"Well, I suppose she came earlier than she intended," Deane replied, about as helplessly, and went over and stood looking out the window. After a moment he turned. "Better get it over with, hadn't you! She's got to be told," he said, a little less brusquely, as he saw the man wince,—"better get it over with."
Stuart was silent, head down. After a moment he looked up at Deane. It was a look one would turn quickly away from. Again Deane stood looking from the window. He was considering something, considering a thing that would be very hard to do. After a moment he again abruptly turned around. "Well, shall I do it!" he asked quietly.
The man nodded in a wretched gratefulness that went to Deane's heart.
So he called Ruth in from the waiting-room. He always remembered just how Ruth looked that day; she had on a blue suit and a hat with flowers on it that was very becoming to her. She looked very girlish; he had a sudden sense of all the years he had known her.
The smile with which she greeted Deane changed when she saw Stuart sitting there; the instant's pleased surprise went to apprehension at sight of his face. "What's the matter!" she asked sharply.
"Stuart's rather bummed up, Ruth," said Deane.
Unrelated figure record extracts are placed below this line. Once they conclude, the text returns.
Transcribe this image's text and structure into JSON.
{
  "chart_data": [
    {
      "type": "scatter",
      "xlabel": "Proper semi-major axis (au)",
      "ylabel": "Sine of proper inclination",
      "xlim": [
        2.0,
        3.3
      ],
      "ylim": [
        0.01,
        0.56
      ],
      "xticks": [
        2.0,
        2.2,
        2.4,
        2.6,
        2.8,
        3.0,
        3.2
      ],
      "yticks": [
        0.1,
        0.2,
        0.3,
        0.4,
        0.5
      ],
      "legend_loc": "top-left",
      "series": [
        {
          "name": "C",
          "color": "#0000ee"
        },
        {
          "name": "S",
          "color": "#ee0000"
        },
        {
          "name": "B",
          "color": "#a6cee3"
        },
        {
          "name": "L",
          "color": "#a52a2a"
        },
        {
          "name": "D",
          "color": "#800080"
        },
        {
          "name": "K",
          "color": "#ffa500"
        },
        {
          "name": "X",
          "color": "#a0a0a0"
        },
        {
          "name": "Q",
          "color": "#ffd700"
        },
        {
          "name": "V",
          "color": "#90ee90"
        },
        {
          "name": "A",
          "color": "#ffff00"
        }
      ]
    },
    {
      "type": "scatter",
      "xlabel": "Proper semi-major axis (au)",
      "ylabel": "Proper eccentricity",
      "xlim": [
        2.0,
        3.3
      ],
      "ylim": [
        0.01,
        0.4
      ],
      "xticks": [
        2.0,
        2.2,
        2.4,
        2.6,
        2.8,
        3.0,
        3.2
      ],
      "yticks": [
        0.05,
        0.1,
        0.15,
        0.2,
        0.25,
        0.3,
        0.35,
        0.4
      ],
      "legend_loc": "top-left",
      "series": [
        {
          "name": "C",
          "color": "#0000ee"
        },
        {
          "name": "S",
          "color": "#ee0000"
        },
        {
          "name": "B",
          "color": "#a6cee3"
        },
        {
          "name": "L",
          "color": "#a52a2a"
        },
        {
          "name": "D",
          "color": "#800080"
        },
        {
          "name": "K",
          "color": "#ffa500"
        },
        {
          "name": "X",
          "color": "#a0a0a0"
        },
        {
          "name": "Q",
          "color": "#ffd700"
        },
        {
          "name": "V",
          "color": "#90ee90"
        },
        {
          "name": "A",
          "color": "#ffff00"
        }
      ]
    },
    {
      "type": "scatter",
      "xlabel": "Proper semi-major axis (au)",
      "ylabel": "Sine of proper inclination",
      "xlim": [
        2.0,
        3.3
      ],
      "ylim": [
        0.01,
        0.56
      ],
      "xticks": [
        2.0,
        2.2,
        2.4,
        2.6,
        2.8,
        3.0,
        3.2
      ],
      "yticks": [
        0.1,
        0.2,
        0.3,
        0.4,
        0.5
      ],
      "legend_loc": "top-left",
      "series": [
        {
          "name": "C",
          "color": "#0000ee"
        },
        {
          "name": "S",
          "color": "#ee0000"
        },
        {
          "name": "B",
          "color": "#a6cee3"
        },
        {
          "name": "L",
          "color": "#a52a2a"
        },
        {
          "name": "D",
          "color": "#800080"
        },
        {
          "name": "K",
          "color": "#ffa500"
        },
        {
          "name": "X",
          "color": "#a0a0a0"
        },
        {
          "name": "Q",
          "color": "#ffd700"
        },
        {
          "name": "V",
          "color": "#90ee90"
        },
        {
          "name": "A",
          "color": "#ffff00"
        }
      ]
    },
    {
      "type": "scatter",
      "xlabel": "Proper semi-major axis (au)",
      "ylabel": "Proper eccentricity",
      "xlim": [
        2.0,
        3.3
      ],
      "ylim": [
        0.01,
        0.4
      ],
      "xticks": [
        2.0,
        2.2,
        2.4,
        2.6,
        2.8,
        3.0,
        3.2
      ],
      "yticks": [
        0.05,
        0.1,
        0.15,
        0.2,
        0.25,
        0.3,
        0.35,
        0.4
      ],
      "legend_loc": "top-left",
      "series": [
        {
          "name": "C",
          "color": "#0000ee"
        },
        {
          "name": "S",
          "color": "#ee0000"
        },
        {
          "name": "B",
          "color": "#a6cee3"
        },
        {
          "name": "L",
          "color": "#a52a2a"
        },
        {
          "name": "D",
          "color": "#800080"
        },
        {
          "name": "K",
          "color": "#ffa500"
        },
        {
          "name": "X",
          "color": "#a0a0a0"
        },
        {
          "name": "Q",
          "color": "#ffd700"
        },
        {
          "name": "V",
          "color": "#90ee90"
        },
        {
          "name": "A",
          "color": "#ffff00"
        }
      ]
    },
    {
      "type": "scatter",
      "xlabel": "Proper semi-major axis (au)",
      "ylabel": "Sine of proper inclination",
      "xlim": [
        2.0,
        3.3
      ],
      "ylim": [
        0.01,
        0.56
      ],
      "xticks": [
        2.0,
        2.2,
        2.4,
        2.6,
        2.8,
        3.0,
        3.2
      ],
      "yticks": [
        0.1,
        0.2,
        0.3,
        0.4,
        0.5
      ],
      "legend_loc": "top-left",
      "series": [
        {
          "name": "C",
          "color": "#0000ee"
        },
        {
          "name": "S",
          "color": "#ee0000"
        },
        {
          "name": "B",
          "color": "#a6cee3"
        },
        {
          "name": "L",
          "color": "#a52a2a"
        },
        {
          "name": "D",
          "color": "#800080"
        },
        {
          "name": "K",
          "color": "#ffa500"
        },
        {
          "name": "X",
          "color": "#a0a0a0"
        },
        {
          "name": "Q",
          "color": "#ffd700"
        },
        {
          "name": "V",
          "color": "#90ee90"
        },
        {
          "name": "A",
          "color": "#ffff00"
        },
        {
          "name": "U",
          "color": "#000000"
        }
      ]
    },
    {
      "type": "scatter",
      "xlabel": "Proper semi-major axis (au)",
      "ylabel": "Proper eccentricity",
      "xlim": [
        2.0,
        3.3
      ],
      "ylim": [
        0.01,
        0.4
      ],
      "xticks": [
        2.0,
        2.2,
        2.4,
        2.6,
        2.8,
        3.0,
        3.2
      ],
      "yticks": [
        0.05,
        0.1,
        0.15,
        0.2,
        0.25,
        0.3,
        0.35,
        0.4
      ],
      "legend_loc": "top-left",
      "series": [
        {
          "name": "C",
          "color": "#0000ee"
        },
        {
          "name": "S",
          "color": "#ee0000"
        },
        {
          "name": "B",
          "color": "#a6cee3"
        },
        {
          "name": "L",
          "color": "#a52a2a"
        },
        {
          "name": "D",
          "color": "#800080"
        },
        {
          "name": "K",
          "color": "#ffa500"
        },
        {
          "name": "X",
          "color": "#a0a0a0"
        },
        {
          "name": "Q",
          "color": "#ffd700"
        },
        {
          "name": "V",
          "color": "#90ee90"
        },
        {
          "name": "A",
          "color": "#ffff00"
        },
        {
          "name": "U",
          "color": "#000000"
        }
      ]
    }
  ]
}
Swiftly she moved over to the man she loved. "What is it!" she demanded in quick, frightened voice.
"Oh, just a bad lung," Deane continued, not looking at them and speaking with that false cheerfulness so hard fought for and of so little worth. "Don't amount to much—happens often—but, well—well, you see, he has to go away—for awhile."
He was bending over his desk, fumbling among some papers. There was no sound in the room and at last he looked up. Stuart was not looking at Ruth and Ruth was standing there very still. When she spoke her voice was singularly quiet. "When shall we go?" she asked.